Commencement Ceremonies Honor ENG Graduates
Story and Photos by Sara Cody
All eyes were on the Class of 2017 as more than 360 graduates gathered at Commencement Exercises on May 20 in Agganis Arena to celebrate the next chapter of their lives. A common refrain throughout the day urged graduates to remember their roots as they moved forward in their new careers.
“Many of the attributes that we attempt to begin instilling in you beyond your degree so you can become successful societal engineers. But it turns out there is one attribute that may be the single most important ingredient to have success in life. And that is the ability, the willingness, the desire, the passion to work really hard,” said Dean Kenneth R. Lutchen. “It’s really hard to become an engineer, and not everyone can do it. But you can.”

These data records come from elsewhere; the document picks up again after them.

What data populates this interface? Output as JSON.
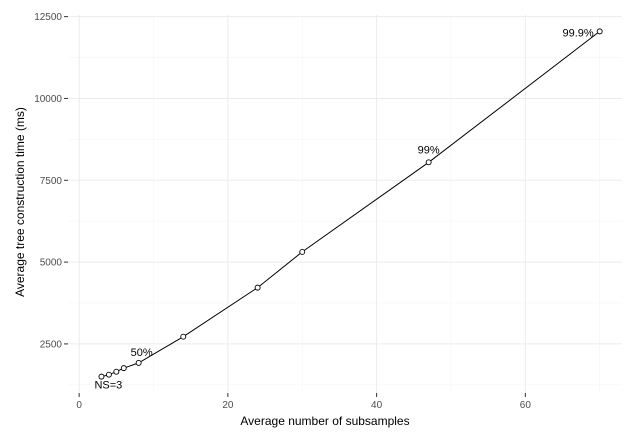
{
  "chart_data": {
    "type": "line",
    "title": "",
    "xlabel": "Average number of subsamples",
    "ylabel": "Average tree construction time (ms)",
    "xlim": [
      -1.5,
      73
    ],
    "ylim": [
      1000,
      12550
    ],
    "x_ticks": [
      0,
      20,
      40,
      60
    ],
    "y_ticks": [
      2500,
      5000,
      7500,
      10000,
      12500
    ],
    "x_tick_labels": [
      "0",
      "20",
      "40",
      "60"
    ],
    "y_tick_labels": [
      "2500",
      "5000",
      "7500",
      "10000",
      "12500"
    ],
    "grid": true,
    "markers": "open-circle",
    "series": [
      {
        "x": [
          3,
          4,
          5,
          6,
          8,
          14,
          24,
          30,
          47,
          70
        ],
        "y": [
          1500,
          1560,
          1650,
          1760,
          1920,
          2720,
          4220,
          5310,
          8050,
          12050
        ]
      }
    ],
    "annotations": [
      {
        "text": "NS=3",
        "x": 3,
        "y": 1500
      },
      {
        "text": "50%",
        "x": 8,
        "y": 1920
      },
      {
        "text": "99%",
        "x": 47,
        "y": 8050
      },
      {
        "text": "99.9%",
        "x": 70,
        "y": 12050
      }
    ]
  },
  "colors": {
    "line": "#000000",
    "marker_stroke": "#000000",
    "marker_fill": "#ffffff",
    "grid_major": "#ebebeb",
    "grid_minor": "#f5f5f5",
    "tick_label": "#4d4d4d",
    "axis_title": "#000000",
    "tick_mark": "#333333"
  }
}
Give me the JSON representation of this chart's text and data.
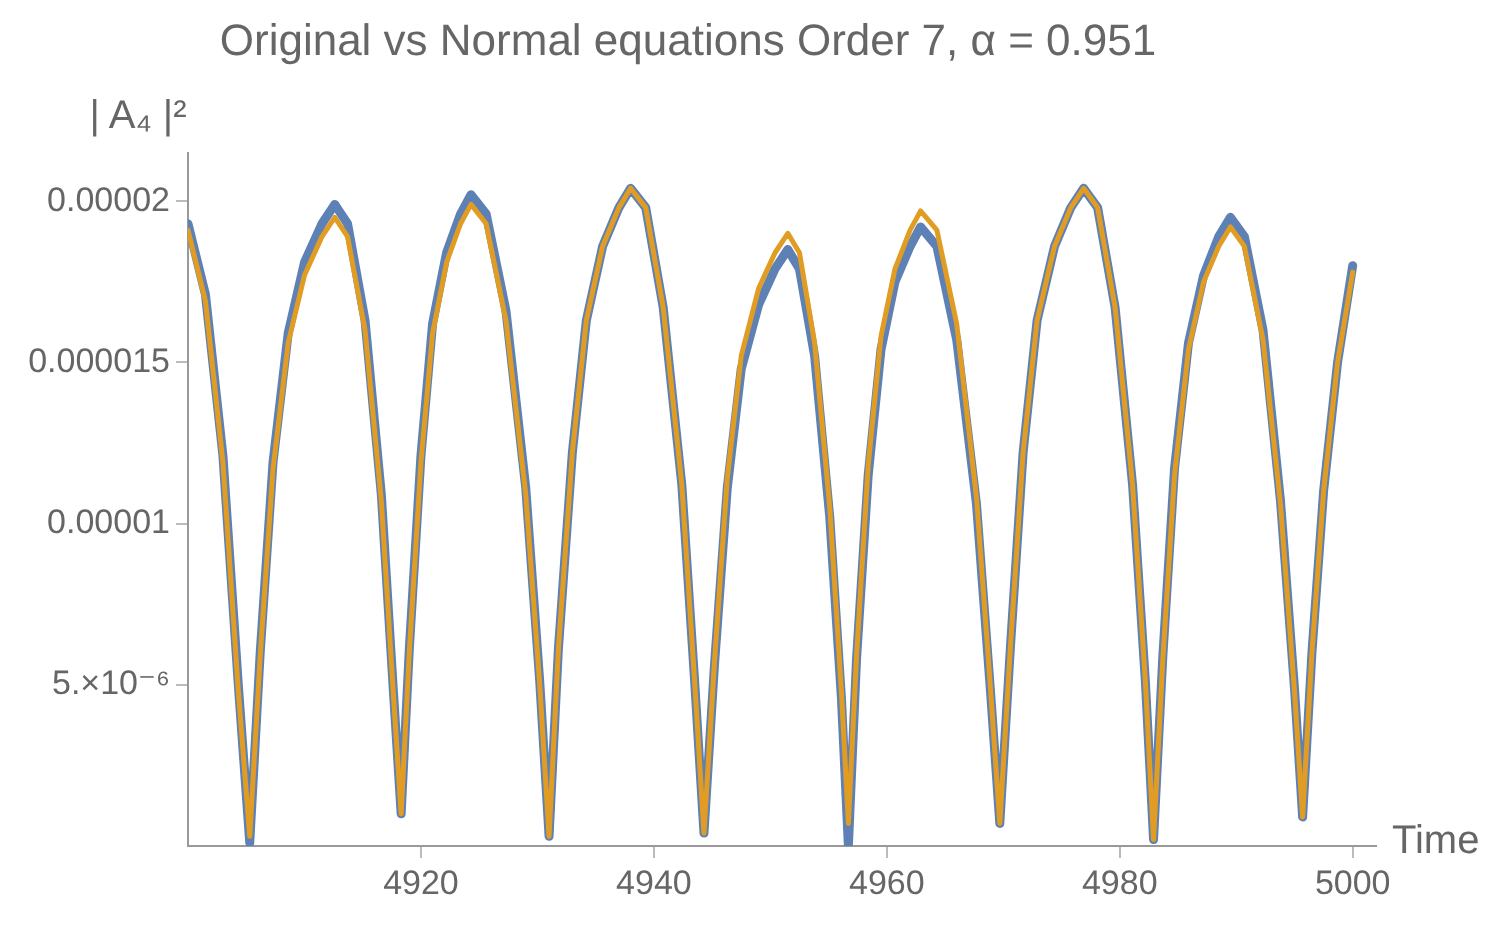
{
  "chart_data": {
    "type": "line",
    "title": "Original vs Normal equations Order 7, α = 0.951",
    "xlabel": "Time",
    "ylabel": "| A₄ |²",
    "x": [
      4900,
      4901.5,
      4903,
      4904.3,
      4905.3,
      4906.2,
      4907.3,
      4908.6,
      4910,
      4911.5,
      4912.6,
      4913.7,
      4915.2,
      4916.6,
      4917.6,
      4918.3,
      4919,
      4920,
      4921,
      4922.2,
      4923.4,
      4924.3,
      4925.6,
      4927.3,
      4929,
      4930.2,
      4931,
      4931.8,
      4933,
      4934.2,
      4935.6,
      4937,
      4938,
      4939.3,
      4940.8,
      4942.4,
      4943.5,
      4944.3,
      4945.2,
      4946.3,
      4947.5,
      4949,
      4950.4,
      4951.5,
      4952.5,
      4953.8,
      4955.1,
      4956.1,
      4956.7,
      4957.4,
      4958.4,
      4959.5,
      4960.7,
      4962,
      4962.9,
      4964.3,
      4966,
      4967.7,
      4968.9,
      4969.7,
      4970.6,
      4971.7,
      4972.9,
      4974.4,
      4975.8,
      4976.9,
      4978.1,
      4979.6,
      4981.1,
      4982.2,
      4982.9,
      4983.7,
      4984.7,
      4985.9,
      4987.2,
      4988.5,
      4989.5,
      4990.7,
      4992.3,
      4993.8,
      4995,
      4995.7,
      4996.5,
      4997.5,
      4998.7,
      5000
    ],
    "series": [
      {
        "color": "#5e81b5",
        "values": [
          1.93e-05,
          1.71e-05,
          1.21e-05,
          5.1e-06,
          1e-07,
          6e-06,
          1.19e-05,
          1.59e-05,
          1.81e-05,
          1.93e-05,
          1.99e-05,
          1.93e-05,
          1.63e-05,
          1.09e-05,
          5e-06,
          1e-06,
          6.1e-06,
          1.21e-05,
          1.62e-05,
          1.84e-05,
          1.96e-05,
          2.02e-05,
          1.96e-05,
          1.66e-05,
          1.11e-05,
          5.1e-06,
          3e-07,
          6.1e-06,
          1.22e-05,
          1.63e-05,
          1.86e-05,
          1.98e-05,
          2.04e-05,
          1.98e-05,
          1.67e-05,
          1.12e-05,
          5.1e-06,
          4e-07,
          5.6e-06,
          1.11e-05,
          1.48e-05,
          1.68e-05,
          1.79e-05,
          1.85e-05,
          1.79e-05,
          1.52e-05,
          1.02e-05,
          4.6e-06,
          0,
          5.8e-06,
          1.15e-05,
          1.54e-05,
          1.75e-05,
          1.86e-05,
          1.92e-05,
          1.86e-05,
          1.57e-05,
          1.06e-05,
          4.8e-06,
          7e-07,
          6.1e-06,
          1.22e-05,
          1.63e-05,
          1.86e-05,
          1.98e-05,
          2.04e-05,
          1.98e-05,
          1.67e-05,
          1.12e-05,
          5.1e-06,
          2e-07,
          5.9e-06,
          1.17e-05,
          1.56e-05,
          1.77e-05,
          1.89e-05,
          1.95e-05,
          1.89e-05,
          1.6e-05,
          1.07e-05,
          4.9e-06,
          9e-07,
          6e-06,
          1.1e-05,
          1.5e-05,
          1.8e-05
        ]
      },
      {
        "color": "#e19c24",
        "values": [
          1.91e-05,
          1.69e-05,
          1.19e-05,
          4.9e-06,
          3e-07,
          5.9e-06,
          1.17e-05,
          1.56e-05,
          1.77e-05,
          1.89e-05,
          1.95e-05,
          1.89e-05,
          1.6e-05,
          1.07e-05,
          4.9e-06,
          1e-06,
          6e-06,
          1.19e-05,
          1.59e-05,
          1.81e-05,
          1.93e-05,
          1.99e-05,
          1.93e-05,
          1.63e-05,
          1.09e-05,
          5e-06,
          3e-07,
          6.1e-06,
          1.22e-05,
          1.63e-05,
          1.86e-05,
          1.98e-05,
          2.04e-05,
          1.98e-05,
          1.67e-05,
          1.12e-05,
          5.1e-06,
          4e-07,
          5.7e-06,
          1.14e-05,
          1.52e-05,
          1.73e-05,
          1.84e-05,
          1.9e-05,
          1.84e-05,
          1.56e-05,
          1.05e-05,
          4.8e-06,
          7e-07,
          5.9e-06,
          1.18e-05,
          1.58e-05,
          1.79e-05,
          1.91e-05,
          1.97e-05,
          1.91e-05,
          1.62e-05,
          1.08e-05,
          4.9e-06,
          7e-07,
          6.1e-06,
          1.22e-05,
          1.63e-05,
          1.86e-05,
          1.98e-05,
          2.04e-05,
          1.98e-05,
          1.67e-05,
          1.12e-05,
          5.1e-06,
          2e-07,
          5.8e-06,
          1.15e-05,
          1.54e-05,
          1.75e-05,
          1.86e-05,
          1.92e-05,
          1.86e-05,
          1.57e-05,
          1.06e-05,
          4.8e-06,
          9e-07,
          6e-06,
          1.1e-05,
          1.5e-05,
          1.78e-05
        ]
      }
    ],
    "xlim": [
      4900,
      5002
    ],
    "ylim": [
      0,
      2.15e-05
    ],
    "xticks": [
      4920,
      4940,
      4960,
      4980,
      5000
    ],
    "yticks": [
      {
        "value": 5e-06,
        "label": "5.×10⁻⁶"
      },
      {
        "value": 1e-05,
        "label": "0.00001"
      },
      {
        "value": 1.5e-05,
        "label": "0.000015"
      },
      {
        "value": 2e-05,
        "label": "0.00002"
      }
    ],
    "grid": false,
    "marker": "none"
  }
}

Next, student speaker Lauren Etter (ME’17) shared her connection to the College mission of creating the societal engineer. She recounted her experience designing a water filtration system for a community in Zambia while participating in Engineers without Borders. A majority of the system was built in Boston and brought to the developing country for implementation. However, when she arrived she realized the tools that were so readily available in the United States were no longer at her disposal in the field and she had to improvise using the limited resources available. With help from the community elders, they worked together to devise a simple solution that allowed the water filtration system to be implemented successfully.
“The societal engineer is the bold idea of having an awareness of your surroundings and being able to contribute positively through problem solving,” said Etter. “We have an obligation to engage with our world. We have the technical foundation and the moral obligation to make a difference. Through our education here at BU, we’ve come to realize that being a societal engineer means being dynamic in our solutions.”
Colin Angle, CEO and co-founder of iRobot Corp., presented the commencement address, which focused on his experience building a company and provided advice for graduates moving into the working world, particularly around finding the best cultural fit.
“Most of you are about to enter the workforce and you want a job that you will enjoy at an employer that will value in return. Companies, like people, have personalities and there are ones that you will like and some that you will not,” said Angle. “Your longer term happiness in any job and your career is based on being a part of something you believe in and that align well with who you are.”
Angle went on to describe the values and culture that he has built at iRobot. He told how his company provided aid to Japan to mitigate the Fukushima nuclear disaster after a tsunami triggered a meltdown. His company donated a half a million dollars’ worth of robots and sent a team of engineers to train the disaster team in how to operate them. The robots were deployed into the reactors to create radiation maps to seek out the safest pathway to allow an operator wearing protective clothing to reach to the control room and shut down the reactor without receiving a fatal dose of radiation.
Lutchen presented Department Awards for Teaching Excellence to Associate Professor Michael Smith (BME), Senior Lecturer and Research Assistant Professor Tali Moreshet (ECE) and Senior Lecturer Caleb Farny (ME), who also received Outstanding Professor of the Year. Associate Professor Tyrone Porter (ME, MSE) was recognized with the Faculty Service Award.
Later that afternoon, more than 280 master’s and 59 PhD graduates were celebrated for their achievements in the Fitness and Recreation Center, while their friends and families looked on.
“When you go for a PhD or master’s degree, you have chosen your profession and that obligates you to continuously question the central tenants of your discipline and your field,” said Lutchen. “Therefore, you constantly advance the forefronts of knowledge and translate that new knowledge into discoveries and innovations for society.”
Professor Daniel Beard (BME’93), Department of Molecular and Integrative Physiology and Carl J. Wiggers Collegiate Professor of Cardiovascular Physiology at the University of Michigan, addressed the crowd, crediting his experience as an undergraduate at BU to inspire him to follow a career in academia.
“Having a career in academia means you get paid to learn. You get to think, to design, to try, to dream, to build things and break things and you fail and you learn, and I never knew this was possible until I came here,” said Beard. “Now, it’s time to follow your potential and get to work.”